Additional studies on the homeodomain proteins have centered on the evolutionary relationships between members of this protein family. All members of this family are characterized by a helix-turn-helix DNA-binding motif, and these proteins regulate various cellular processes by specifically binding to the transcriptional control region of a target gene. An evolutionary classification of 129 human homeodomain proteins, many of which are involved in inherited human disorders when mutated, indicates that these proteins segregate into six distinct classes and that this classification is consistent with the known structural and functional characteristics of these proteins.
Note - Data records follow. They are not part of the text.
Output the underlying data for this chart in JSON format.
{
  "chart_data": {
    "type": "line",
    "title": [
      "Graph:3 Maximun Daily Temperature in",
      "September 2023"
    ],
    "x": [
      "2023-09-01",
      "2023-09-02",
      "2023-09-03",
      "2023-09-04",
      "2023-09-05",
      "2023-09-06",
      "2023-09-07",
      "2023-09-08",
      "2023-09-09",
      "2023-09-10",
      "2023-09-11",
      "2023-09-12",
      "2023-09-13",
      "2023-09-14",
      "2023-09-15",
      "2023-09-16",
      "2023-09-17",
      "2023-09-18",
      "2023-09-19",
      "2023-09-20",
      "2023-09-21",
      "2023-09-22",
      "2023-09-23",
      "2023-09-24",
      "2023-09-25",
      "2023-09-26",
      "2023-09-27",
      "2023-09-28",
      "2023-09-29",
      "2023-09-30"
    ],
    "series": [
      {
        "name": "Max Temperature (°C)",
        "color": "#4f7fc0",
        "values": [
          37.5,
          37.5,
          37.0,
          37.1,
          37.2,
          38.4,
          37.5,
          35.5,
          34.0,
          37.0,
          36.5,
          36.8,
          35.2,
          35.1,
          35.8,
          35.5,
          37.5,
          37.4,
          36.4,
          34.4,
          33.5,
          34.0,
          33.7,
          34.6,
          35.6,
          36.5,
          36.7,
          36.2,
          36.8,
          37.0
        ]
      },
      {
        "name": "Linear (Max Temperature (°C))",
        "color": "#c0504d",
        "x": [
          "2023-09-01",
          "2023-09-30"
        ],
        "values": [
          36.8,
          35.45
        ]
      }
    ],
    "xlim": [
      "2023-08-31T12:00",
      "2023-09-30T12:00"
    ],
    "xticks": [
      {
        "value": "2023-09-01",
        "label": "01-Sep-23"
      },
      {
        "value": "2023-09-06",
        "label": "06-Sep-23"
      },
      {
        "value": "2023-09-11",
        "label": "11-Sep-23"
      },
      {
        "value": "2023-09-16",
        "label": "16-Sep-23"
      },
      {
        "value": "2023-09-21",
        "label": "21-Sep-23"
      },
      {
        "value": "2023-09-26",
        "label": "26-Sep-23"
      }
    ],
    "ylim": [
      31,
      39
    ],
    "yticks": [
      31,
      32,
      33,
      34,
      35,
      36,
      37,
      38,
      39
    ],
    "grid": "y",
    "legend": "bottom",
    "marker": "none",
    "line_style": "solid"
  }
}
This analysis, coupled with recent observations from the initial analysis of the human genome sequence, provides some insight as to the pattern of distribution of the homeobox genes within the genome and to the array of functions that can be performed by these proteins.

In addition to basic research questions directly involving human disease genes, our group is involved in the development and application of automated methods for the analysis of sequence and expression data. For example, the WebBLAST suite of programs is intended to assist in organizing sequence data and to provide first-pass sequence analysis in an automated fashion. Data processing is fully automated, with end-users being presented with both tabular and graphical summaries of data that can be viewed using any Web browser. Following this, a logical next step to the archiving and basic interpretation of sequence data is a higher-level analysis involving the prediction of putative genes based solely on raw sequence data. To this end, a free-standing program called GeneMachine was developed, with the aim of helping researchers find potential coding regions and deduce gene structures within long stretches of what is, essentially, “anonymous DNA.”

Finally, with the development of techniques such as microarrays and the serial analysis of gene expression (SAGE), the means are now at hand to perform large-scale and whole-genome expression studies. In addition to advancing our current understanding of gene expression and regulation, such studies also present substantial challenges for data management and analysis. For this reason, it becomes important to focus on effective informatics methods with which to make valid biological conclusions. To address this need, we have developed ArrayDB 2.0, a software suite that provides an interactive user interface for the mining and analysis of microarray gene expression data. The program is a Sybase relational database with a Web front-end that allows for the identification of clones with high or low red/green intensity ratios based on user-defined confidence limits. The software also provides value-added information in the form of links to offsite databases such as UniGene, GeneCards, and KEGG. As of this writing, ArrayDB is the only freely available software package for the analysis of array data. Continuing work in this area involves the development of more robust clustering methods for the analysis of such data, as well as the investigation of the idea of “genetic profiles,” whereby one might be able to apply expression-based data to questions regarding patient diagnosis and treatment.